The question is a combination of 1080Ti, CUDA 11.1, Tensorflow 1.15, and Nsight Visual Studio Edition 2020.3.

I was studying the problem of inference speed difference between CUDA 10.2 and CUDA 11.1 (preliminary tests showed CUDA 11.1 slowed down by almost 50%), by observing the timelines of a simple Tensorflow model inference using Nsight Visual Studio Edition. Yet there are some awkward behaviors found in common.

Here are some of the observations I found common in both CUDA 10.2 and 11.1:

  1. Row “Compute” seems to be the timeline spent at GPU device level. Somehow there are idle periods in which no thread and device in the profile is busy.
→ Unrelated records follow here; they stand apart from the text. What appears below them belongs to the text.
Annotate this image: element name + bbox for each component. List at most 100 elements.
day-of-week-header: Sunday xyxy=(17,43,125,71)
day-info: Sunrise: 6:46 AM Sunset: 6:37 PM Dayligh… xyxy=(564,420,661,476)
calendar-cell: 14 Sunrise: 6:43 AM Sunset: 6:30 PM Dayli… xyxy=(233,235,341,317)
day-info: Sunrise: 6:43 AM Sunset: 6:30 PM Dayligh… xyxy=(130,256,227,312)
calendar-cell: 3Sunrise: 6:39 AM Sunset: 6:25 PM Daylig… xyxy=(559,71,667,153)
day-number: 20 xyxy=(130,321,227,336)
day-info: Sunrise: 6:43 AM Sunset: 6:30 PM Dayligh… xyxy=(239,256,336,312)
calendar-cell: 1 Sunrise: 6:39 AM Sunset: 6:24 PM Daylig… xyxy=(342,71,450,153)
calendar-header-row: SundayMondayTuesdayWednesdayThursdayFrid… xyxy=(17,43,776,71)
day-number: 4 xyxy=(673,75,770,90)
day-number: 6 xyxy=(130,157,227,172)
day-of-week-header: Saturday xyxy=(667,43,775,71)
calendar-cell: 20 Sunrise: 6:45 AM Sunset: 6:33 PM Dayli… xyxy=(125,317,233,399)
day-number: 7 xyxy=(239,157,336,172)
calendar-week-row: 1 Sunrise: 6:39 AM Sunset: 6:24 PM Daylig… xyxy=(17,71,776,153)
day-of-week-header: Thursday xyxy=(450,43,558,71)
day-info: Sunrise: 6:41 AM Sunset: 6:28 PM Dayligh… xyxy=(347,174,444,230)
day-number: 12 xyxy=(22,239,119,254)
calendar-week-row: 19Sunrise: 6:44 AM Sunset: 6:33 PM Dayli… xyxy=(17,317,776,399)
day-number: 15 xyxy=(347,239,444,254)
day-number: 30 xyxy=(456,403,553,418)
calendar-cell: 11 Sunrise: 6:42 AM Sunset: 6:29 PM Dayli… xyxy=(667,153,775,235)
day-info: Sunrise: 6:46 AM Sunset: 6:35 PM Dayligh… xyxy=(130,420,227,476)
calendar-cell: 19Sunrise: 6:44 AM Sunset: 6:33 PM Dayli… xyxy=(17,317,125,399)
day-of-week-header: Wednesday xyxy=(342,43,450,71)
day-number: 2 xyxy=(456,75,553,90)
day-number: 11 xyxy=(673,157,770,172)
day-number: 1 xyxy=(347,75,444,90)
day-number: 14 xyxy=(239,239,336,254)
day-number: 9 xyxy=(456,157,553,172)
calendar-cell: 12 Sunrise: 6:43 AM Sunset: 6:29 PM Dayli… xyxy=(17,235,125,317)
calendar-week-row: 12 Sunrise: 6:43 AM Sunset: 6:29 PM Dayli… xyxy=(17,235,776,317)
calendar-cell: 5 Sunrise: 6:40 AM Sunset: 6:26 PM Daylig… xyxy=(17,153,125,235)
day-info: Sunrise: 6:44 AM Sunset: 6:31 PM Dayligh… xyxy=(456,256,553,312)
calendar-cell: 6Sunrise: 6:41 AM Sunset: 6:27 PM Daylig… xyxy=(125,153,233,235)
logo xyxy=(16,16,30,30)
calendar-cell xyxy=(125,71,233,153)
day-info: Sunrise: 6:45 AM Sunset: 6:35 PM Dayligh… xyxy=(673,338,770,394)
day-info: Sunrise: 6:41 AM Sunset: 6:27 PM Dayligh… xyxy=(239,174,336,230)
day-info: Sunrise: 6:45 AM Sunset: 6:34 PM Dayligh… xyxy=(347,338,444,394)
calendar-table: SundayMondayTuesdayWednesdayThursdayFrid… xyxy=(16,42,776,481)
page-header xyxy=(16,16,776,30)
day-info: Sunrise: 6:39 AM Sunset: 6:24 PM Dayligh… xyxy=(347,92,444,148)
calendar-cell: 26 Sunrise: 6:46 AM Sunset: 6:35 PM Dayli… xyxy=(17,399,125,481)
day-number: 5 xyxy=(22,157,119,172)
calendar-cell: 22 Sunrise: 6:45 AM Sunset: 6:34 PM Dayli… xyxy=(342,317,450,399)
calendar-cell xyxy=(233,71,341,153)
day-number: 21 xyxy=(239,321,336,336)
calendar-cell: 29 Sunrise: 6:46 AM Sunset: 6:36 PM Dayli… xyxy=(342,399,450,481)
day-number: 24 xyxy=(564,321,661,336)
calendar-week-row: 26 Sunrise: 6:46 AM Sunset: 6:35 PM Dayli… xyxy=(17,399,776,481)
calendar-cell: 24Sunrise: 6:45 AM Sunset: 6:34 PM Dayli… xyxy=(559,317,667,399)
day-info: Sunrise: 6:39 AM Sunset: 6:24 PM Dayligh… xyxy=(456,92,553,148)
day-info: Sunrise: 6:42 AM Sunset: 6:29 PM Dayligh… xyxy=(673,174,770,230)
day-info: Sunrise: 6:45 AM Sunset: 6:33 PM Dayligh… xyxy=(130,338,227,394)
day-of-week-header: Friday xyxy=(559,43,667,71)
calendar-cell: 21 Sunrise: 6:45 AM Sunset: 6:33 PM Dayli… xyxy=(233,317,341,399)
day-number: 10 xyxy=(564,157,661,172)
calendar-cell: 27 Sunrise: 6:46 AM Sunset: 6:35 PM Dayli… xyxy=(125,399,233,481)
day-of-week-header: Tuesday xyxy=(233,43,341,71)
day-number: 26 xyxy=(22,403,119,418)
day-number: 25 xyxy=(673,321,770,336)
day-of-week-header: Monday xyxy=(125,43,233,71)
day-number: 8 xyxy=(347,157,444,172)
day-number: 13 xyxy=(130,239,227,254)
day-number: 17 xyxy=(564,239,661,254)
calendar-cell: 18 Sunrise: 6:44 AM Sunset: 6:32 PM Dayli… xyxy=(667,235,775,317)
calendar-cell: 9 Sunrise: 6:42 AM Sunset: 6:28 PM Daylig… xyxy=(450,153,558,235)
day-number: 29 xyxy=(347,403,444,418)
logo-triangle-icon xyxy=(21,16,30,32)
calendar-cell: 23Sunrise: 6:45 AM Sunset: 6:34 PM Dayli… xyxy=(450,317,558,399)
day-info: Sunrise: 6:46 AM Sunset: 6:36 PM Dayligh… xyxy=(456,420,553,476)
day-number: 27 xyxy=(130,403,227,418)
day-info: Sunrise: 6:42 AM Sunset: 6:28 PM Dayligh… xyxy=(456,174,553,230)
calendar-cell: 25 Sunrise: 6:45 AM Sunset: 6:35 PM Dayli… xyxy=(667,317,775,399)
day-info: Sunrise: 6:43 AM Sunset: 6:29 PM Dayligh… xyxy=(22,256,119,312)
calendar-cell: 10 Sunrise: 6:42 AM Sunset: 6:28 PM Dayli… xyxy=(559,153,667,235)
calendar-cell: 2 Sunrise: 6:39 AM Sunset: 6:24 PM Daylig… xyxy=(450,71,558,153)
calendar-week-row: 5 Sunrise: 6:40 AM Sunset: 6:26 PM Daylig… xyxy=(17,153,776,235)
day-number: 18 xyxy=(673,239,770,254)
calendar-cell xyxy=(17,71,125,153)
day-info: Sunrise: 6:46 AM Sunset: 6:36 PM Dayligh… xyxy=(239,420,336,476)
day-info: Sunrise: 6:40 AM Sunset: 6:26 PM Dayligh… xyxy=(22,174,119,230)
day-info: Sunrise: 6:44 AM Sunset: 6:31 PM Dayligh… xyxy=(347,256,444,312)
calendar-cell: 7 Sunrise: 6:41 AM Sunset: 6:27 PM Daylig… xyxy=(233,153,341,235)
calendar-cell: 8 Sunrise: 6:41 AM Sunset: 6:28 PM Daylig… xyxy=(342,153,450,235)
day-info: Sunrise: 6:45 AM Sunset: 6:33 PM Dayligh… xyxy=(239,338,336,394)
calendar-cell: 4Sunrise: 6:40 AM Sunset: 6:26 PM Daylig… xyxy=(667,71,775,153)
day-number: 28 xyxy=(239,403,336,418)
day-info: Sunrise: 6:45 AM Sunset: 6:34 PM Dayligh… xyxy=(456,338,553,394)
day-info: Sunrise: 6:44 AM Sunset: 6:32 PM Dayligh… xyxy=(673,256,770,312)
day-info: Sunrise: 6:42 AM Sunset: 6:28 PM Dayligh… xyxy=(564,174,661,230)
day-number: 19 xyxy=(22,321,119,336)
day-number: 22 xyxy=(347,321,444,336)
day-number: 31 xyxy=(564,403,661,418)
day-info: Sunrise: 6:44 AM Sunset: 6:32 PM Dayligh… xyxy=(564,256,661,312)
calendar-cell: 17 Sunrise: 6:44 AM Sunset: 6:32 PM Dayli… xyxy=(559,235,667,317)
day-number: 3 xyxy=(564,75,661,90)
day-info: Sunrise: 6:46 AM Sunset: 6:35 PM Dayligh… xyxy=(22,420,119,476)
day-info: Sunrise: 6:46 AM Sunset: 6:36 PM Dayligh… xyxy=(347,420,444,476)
For example, in the screenshot attached, there is an idle time of about 0.84 ms between functions “EigenMetaKernel” and “ShuffleInTensor3Simple”.
  2. There seems to be delays between functions executing at “Compute” level and the levels above. cudaLaunchKernel calls at “Runtime API” level appear at “Compute” level with long time lags, and “Driver API” memory copy calls are executed before “Compute” level operations are complete.
  3. “Runtime API” level timeline also has a lot of idle periods in which no thread and device in the whole profile is busy.

I cannot explain the observations found, even with Tensorflow’s RunMetadata logging to cross-check the timelines. Am I misinterpreting the profile? Could anyone help explain some of the behaviors?

A reproducable application-level slowdown of existing code by 20% or more due solely to a change in CUDA version is an excellent reason to file a bug with NVIDIA. The reproducer code should be as simple as possible to minimize iterating with NVIDIA’s “intake team” iterating with the filer on repro.